8. The First World War, the “war to end all wars”, was responsible for the deaths of an estimated 10,000,000 soldiers and laid the groundwork for the resumption of hostilities just two decades later
World War I was a military conflict that engulfed much of the Earth from July 28, 1914, until November 11, 1918, involving more than 70 million soldiers from 32 separate countries. After a period of heightened tensions in Europe, the assassination of the Austro-Hungarian heir, Archduke Franz Ferdinand, in Sarajevo on June 28, 1914, provided the spark to ignite the conflict. After Serbia failed to satisfy Austrian demands in response, war was declared.
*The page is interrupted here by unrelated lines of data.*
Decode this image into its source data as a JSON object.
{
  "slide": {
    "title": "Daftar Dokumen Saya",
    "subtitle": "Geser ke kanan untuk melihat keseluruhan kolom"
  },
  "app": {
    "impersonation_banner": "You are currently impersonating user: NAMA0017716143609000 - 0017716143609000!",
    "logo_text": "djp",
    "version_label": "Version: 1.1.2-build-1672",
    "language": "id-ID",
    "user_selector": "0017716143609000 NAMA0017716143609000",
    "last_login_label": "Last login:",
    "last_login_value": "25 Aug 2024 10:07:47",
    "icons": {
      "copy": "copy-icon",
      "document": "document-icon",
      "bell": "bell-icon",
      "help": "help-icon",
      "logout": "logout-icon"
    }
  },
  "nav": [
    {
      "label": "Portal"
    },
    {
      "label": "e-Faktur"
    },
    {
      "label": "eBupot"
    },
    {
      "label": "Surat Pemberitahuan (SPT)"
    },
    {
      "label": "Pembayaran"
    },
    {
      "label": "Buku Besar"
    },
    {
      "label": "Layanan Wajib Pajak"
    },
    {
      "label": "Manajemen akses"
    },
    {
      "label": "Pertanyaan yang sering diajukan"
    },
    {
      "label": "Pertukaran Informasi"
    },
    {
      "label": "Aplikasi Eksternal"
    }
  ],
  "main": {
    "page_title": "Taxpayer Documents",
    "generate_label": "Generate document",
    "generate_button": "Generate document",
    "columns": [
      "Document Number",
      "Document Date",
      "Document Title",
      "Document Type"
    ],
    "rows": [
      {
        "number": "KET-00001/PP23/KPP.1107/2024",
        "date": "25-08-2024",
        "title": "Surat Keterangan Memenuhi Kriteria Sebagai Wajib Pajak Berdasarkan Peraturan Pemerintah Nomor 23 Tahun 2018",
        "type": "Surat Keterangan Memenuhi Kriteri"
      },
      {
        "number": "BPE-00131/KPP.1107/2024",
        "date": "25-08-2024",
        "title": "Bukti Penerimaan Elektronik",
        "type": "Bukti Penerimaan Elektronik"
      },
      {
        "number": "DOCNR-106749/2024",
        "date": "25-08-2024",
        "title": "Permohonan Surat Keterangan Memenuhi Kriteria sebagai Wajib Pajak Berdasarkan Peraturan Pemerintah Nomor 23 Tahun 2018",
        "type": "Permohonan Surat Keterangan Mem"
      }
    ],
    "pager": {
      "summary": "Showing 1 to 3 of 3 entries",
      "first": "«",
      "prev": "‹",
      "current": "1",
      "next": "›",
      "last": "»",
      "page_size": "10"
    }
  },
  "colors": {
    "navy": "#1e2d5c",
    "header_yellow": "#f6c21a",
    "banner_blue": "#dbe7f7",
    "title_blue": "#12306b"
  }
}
Two competing alliances of great powers – the Triple Entente consisting of France, Russia, and Great Britain and the Tripple Alliance of Germany, Austro-Hungary, and Italy – mobilized their armies in support of their respective factions and interests.
Although Germany made early advances into France via the Schlieffen Plan, by the end of 1914 the Western Front had stagnated into a stalemate that would continue until 1918. Whilst the Western Front persisted in a condition of perpetual trench warfare, the rest of the world underwent significant turmoil; in February 1917 the Russian Revolution took place, whilst in April 1917 the United States entered the conflict after fearing a German-Mexican alliance. Culminating in the Treaty of Versailles in 1918, the First World War was responsible for the deaths of millions, the disintegration of Russian, German, Austro-Hungarian, and Ottoman Empires, and laid the foundations for the rise of Nazism and the Second World War.